The Promise of Bitcoin Architecture
As we continue to confront global challenges of economic disparity and unequal financial access, Bitcoin’s architecture is especially promising, given its ability to facilitate trust in the digital age precisely by removing the need for it. This technology extends far beyond being just another method of payment, offering a framework for a more equitable and inclusive global financial system.
Trust can only scale in developing countries if we minimize the need for it (like laws or regulations), and the only way to achieve that is by replacing that need for security paranoid and trust-minimized protocols. By turning those laws (wet code) into software (dry code), we remove the human component that has required such an intense error correction process over decades or even centuries in the West.
Removing those decades enables developing countries to be able to create fully functional financial systems leaner and more efficient than those in the West.

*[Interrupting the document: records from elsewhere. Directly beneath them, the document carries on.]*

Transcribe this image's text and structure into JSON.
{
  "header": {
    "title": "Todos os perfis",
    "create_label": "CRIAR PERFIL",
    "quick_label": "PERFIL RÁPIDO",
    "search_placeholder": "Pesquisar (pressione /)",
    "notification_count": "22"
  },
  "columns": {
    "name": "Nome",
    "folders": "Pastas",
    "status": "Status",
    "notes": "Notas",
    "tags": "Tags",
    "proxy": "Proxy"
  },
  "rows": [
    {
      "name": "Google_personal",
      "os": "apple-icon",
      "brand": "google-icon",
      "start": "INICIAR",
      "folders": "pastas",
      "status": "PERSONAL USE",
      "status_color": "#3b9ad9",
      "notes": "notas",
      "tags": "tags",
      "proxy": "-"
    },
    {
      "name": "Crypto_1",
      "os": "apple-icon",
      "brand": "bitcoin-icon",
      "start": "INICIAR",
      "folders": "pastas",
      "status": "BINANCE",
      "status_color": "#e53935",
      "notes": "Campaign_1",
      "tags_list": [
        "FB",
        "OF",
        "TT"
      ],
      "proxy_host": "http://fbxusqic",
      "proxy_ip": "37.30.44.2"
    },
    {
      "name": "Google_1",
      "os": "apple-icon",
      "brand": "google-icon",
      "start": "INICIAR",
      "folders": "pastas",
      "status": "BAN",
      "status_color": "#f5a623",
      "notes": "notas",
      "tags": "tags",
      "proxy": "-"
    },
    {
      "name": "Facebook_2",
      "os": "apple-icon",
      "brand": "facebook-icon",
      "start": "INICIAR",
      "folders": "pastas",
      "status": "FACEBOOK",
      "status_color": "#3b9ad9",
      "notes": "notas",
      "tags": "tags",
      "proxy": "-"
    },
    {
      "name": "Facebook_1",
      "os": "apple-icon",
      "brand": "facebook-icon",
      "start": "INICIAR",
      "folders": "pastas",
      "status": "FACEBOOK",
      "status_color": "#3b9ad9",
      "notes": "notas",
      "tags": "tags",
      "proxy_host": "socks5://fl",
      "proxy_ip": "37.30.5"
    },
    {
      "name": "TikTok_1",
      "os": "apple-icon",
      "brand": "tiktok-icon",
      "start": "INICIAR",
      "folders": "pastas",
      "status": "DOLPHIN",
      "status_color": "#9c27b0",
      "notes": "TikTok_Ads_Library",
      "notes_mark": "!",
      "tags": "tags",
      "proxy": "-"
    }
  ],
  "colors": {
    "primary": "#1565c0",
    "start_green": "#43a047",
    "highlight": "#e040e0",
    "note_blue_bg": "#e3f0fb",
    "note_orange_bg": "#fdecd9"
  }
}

Consider this: you cannot substitute the need for laws and regulations with an insecure blockchain, one that carries the risk of MEV, frequent hacks, buggy smart contracts, or lacks confidentiality to prevent investor front running. If that were the case, regulators would have to establish new rules and laws to manage the aftermath of these issues. This would essentially bring us back to square one, creating more of the same problems we are aiming to solve.
Embracing A Multigenerational Opportunity for the Developing World
Laws are necessary because human behavior is often unpredictable and undesirable, making coexistence challenging without some minimum rules. In an ideal world where everyone behaved predictably, laws would be unnecessary. The same logic applies to blockchains in financial markets.
In financial systems with blockchains plagued by bugs, hacks, and manipulation, laws are needed to regulate and address failures and disputes—a luxury many countries cannot afford due to weak regulatory and enforcement mechanisms. A truly secure, trust-minimized blockchain can replace laws, lawyers, and trusted institutions with software, thereby automating consensus. This is revolutionary for those in countries distrustful of their governments or where the rule of law is weak or non-existent as it provides a secure way to hold assets without relying on offshore jurisdictions.
Ultimately, blockchains can only be viewed as commodities in regions with strong regulatory and enforcement apparatuses, like the EU or USA, where they offer limited problem-solving benefits. In contrast, in fragmented markets and developing countries, blockchains like Bitcoin and Liquid can significantly enhance financial systems by providing a reliable, decentralized means of establishing trust and property rights.
As we enter a new era powered by Bitcoin, those who have historically been left behind could very well lead the charge in scaling trust not just locally but on a truly global scale. In doing so, they would be transforming from their status as outsiders into outstanding examples for us all on how to build fairer and more inclusive financial systems.